An example might be using a click global event listener and filtering by class (or closest) to work it.

I see the idea of server-side rendering as counter-intuitive in most applications. Service workers might make more sense if you think of them as the go-between for a client and a server.

For instance, Jake Archibald is basically the guy who napkined service workers, and uses them... for everything.

SSR is almost always faster than client rendered to have working content, given that you aren't killing the thread.

Serviceworker rendered... is similar. It's midway.

If you're building for it, it's more or less one of three. You attach global listeners and wait until you have some confirmation. I've done it myself, though on a really small scale.

It's everything that you do that makes it work. It may not necessarily work well, but it works.

 

Great article.

In the past, i was a fan of SPA and i'd wanted using it for any project. But after that i understood you need to use the tool according to the project needs.

Btw, from time ago i've thought to create my personal blog site with Gatsby, have you used it?.

 

Thank you !

My own blog is made using Gatsby so I'd definitely recommend it

 

I developed a tool having in mind Server Side Rendering, and it evolved in something more complex :) I'd like to hear your feedback on the tool. Here is the doc page for SSR. It figures out the webpack for server by itself, removes the need to setup a node/express server and has built-in autoscaling :)

 

Some of the information in this article is misleading (at least how I understand the wording). For example,

Slower page rendering
SPAs injects and renders each page faster as the Javascript is initially loaded when accessing the website for the first time. Since SSR fetches the whole page, the rendering will be somewhat slower.

Actually they use SSR to improve first paint.
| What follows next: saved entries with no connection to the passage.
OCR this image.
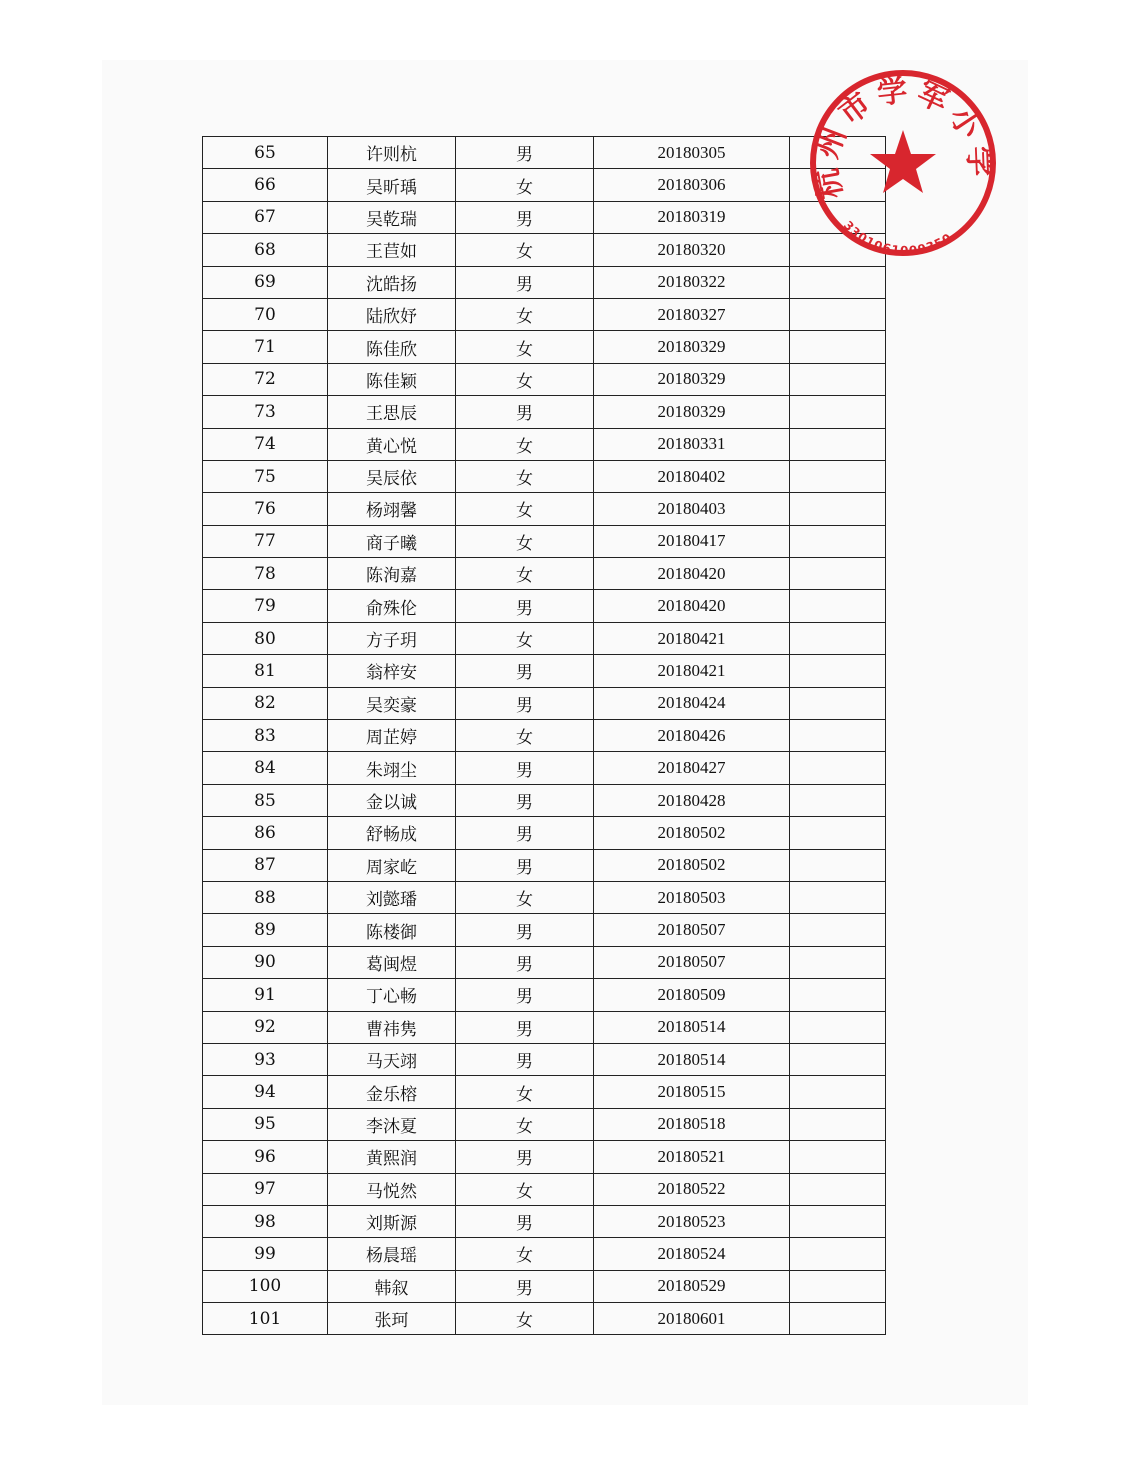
65	许则杭	男	20180305	
66	吴昕瑀	女	20180306	
67	吴乾瑞	男	20180319	
68	王苣如	女	20180320	
69	沈皓扬	男	20180322	
70	陆欣妤	女	20180327	
71	陈佳欣	女	20180329	
72	陈佳颖	女	20180329	
73	王思辰	男	20180329	
74	黄心悦	女	20180331	
75	吴辰依	女	20180402	
76	杨翊馨	女	20180403	
77	商子曦	女	20180417	
78	陈洵嘉	女	20180420	
79	俞殊伦	男	20180420	
80	方子玥	女	20180421	
81	翁梓安	男	20180421	
82	吴奕豪	男	20180424	
83	周芷婷	女	20180426	
84	朱翊尘	男	20180427	
85	金以诚	男	20180428	
86	舒畅成	男	20180502	
87	周家屹	男	20180502	
88	刘懿璠	女	20180503	
89	陈楼御	男	20180507	
90	葛闽煜	男	20180507	
91	丁心畅	男	20180509	
92	曹祎隽	男	20180514	
93	马天翊	男	20180514	
94	金乐榕	女	20180515	
95	李沐夏	女	20180518	
96	黄熙润	男	20180521	
97	马悦然	女	20180522	
98	刘斯源	男	20180523	
99	杨晨瑶	女	20180524	
100	韩叙	男	20180529	
101	张珂	女	20180601	
杭州市学军小学
3301061009350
It depends on the setup of course, but generally it takes more time to download JS and render the page than download HTML and CSS. As soon as page is loaded it would be faster (typically) to change it with JS instead of navigating with the browser.
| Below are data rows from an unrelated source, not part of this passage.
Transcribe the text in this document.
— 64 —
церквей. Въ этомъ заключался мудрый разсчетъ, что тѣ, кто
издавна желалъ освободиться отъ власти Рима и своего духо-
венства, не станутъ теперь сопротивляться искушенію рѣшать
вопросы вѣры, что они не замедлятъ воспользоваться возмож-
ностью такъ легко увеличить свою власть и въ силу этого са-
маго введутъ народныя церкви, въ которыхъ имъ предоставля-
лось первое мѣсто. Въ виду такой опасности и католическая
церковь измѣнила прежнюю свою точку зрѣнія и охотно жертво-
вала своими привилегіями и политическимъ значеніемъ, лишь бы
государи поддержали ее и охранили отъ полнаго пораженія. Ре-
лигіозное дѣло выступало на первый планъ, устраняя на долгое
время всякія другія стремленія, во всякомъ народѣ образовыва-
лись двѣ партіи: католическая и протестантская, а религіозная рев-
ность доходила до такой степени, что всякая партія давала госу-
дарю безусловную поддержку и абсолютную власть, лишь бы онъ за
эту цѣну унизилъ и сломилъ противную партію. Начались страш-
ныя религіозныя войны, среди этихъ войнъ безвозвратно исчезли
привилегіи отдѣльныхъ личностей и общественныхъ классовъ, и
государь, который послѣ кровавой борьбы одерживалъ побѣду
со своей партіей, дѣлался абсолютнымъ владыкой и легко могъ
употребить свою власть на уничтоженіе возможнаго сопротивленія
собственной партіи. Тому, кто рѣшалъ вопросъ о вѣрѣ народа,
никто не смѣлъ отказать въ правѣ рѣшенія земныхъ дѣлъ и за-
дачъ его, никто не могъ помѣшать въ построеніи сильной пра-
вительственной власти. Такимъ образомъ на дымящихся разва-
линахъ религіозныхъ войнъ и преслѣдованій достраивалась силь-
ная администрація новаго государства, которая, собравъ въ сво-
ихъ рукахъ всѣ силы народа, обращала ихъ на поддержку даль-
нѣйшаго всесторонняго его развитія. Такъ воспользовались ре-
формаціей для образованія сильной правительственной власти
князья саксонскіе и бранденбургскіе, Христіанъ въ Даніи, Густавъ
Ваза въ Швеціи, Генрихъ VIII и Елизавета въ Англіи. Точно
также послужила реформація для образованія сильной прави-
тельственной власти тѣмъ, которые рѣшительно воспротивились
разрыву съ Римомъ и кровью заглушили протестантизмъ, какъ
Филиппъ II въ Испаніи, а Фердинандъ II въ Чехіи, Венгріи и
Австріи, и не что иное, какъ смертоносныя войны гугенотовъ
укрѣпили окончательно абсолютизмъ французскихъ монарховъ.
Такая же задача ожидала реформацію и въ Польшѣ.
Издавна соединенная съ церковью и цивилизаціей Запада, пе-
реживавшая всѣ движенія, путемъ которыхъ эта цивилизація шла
There is a good article on the subject: developers.google.com/web/updates/...

 

Great article.I think it should be a good practice use SSR in angular projects. Never actually tried that.

 
 

Nice article, please also check my series around advanced concepts with Angular Universal :)
dev.to/angular/better-sharing-on-s...

 
 

Thanks for this explanation. What do you think of something that is a combo of both like a PHP page that returns a json that JavaScript is used to render that file?